Dans les campagnes, il s’agit d’entretenir les canaux, susceptibles d’étendre les terres irriguées, après les tempêtes en hiver et les orages en été. L’approvisionnement de l’Empire repose sur les voies d’eau où circulent les marchandises, les matériaux et les hommes. L’agriculteur Xu suit les préconisations de l’État qui prône de nouvelles techniques. Il gagne des terres près du fleuve jaune, dans sa plaine alluviale. Il suit la rotation des cultures et la mise en jachère. Il a recours à la traction animale pour un labour plus profond et utilise le soc d’araire en fer. Le blé devient la principale culture sous les Han, à côté du millet, de l’orge et du petit mil. Responsable d’une « ville-grenier », Hong surveille des entrepôts qui peuvent contenir jusqu’à 30 000 tonnes de céréales de réserve, destinées à l’armée et aux « gens au service de l’empereur ». Ce responsable des greniers se prépare à subir une inspection d’un contrôleur, adjoint du grand ministre de l’agriculture.
Au fil des heures, le lecteur suit, un prêtre confucéen, un maître de classe, un courrier à cheval, un scribe ou une danseuse, une femme de chambre ou une concubine.
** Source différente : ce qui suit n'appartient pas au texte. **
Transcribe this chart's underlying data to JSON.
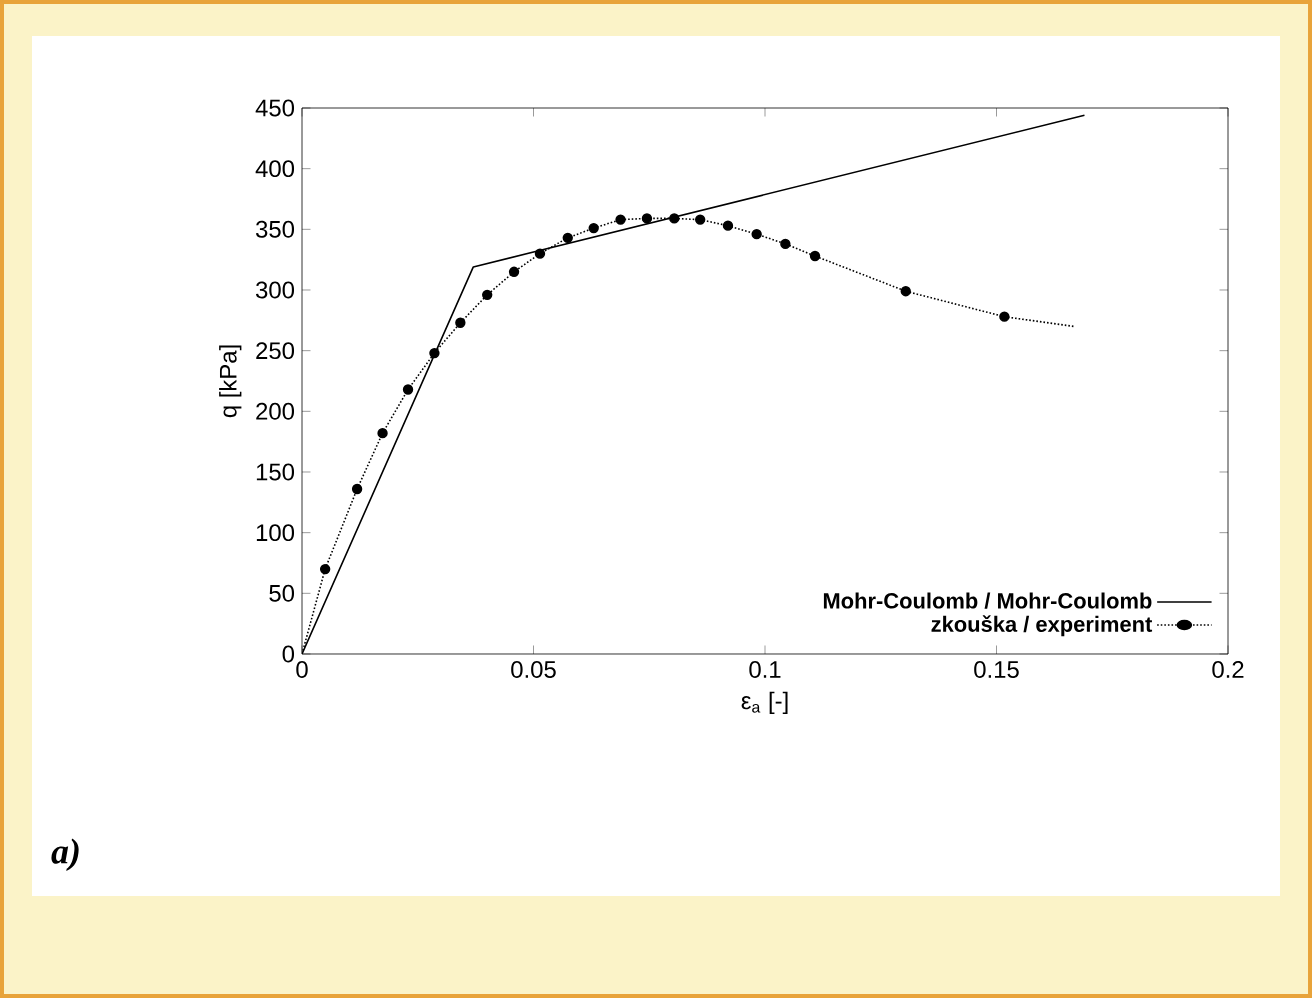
{
  "chart_data": {
    "type": "line",
    "xlabel": "ε$_{a}$ [-]",
    "ylabel": "q [kPa]",
    "xlim": [
      0,
      0.2
    ],
    "ylim": [
      0,
      450
    ],
    "xticks": [
      0,
      0.05,
      0.1,
      0.15,
      0.2
    ],
    "yticks": [
      0,
      50,
      100,
      150,
      200,
      250,
      300,
      350,
      400,
      450
    ],
    "legend": "bottom right",
    "grid": false,
    "series": [
      {
        "name": "Mohr-Coulomb / Mohr-Coulomb",
        "color": "#000000",
        "marker": "none",
        "line_style": "solid",
        "x": [
          0,
          0.037,
          0.169
        ],
        "values": [
          0,
          319,
          444
        ]
      },
      {
        "name": "zkouška / experiment",
        "color": "#000000",
        "marker": "circle",
        "line_style": "dotted",
        "x": [
          0.005,
          0.0119,
          0.0174,
          0.0229,
          0.0286,
          0.0342,
          0.04,
          0.0458,
          0.0514,
          0.0574,
          0.063,
          0.0688,
          0.0745,
          0.0804,
          0.086,
          0.092,
          0.0982,
          0.1044,
          0.1108,
          0.1304,
          0.1517
        ],
        "values": [
          70,
          136,
          182,
          218,
          248,
          273,
          296,
          315,
          330,
          343,
          351,
          358,
          359,
          359,
          358,
          353,
          346,
          338,
          328,
          299,
          278
        ]
      },
      {
        "color": "#000000",
        "marker": "none",
        "line_style": "dotted",
        "x": [
          0,
          0.005
        ],
        "values": [
          0,
          70
        ]
      },
      {
        "color": "#000000",
        "marker": "none",
        "line_style": "dotted",
        "x": [
          0.1517,
          0.1667
        ],
        "values": [
          278,
          270
        ]
      }
    ],
    "annotations": [
      "a)"
    ]
  }
}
Selon les sources présentées, Y. Zhuang se plait à raconter avec détails la vie quotidienne de ses protagonistes : des recettes de soupe ou des salles de bain funéraires pour les besoins du défunt dans l’au-delà…
Cet ouvrage peut être très utile quand on aborde le dernier chapitre d’histoire de 6ème « Les relations de l’Empire romain avec le monde des lointains ». Utiliser des extraits des récits fictionnels permettront d’évoquer la richesse, la croissance économique et la stabilité politique de la Chine sous les Han, en tout comparable à celles de l’Empire romain, mais aussi les liens commerciaux établis entre ces deux espaces par l’intermédiaire des routes de la soie. L’idée de suivre des personnages précis de toute condition afin d’appréhender leur vie fonctionne parfaitement.
Ce docufiction conviendra à un public scolaire comme à des passionnés d’Histoire. L’iconographie et les encarts documentaires s’avèrent bienvenus dans la narration.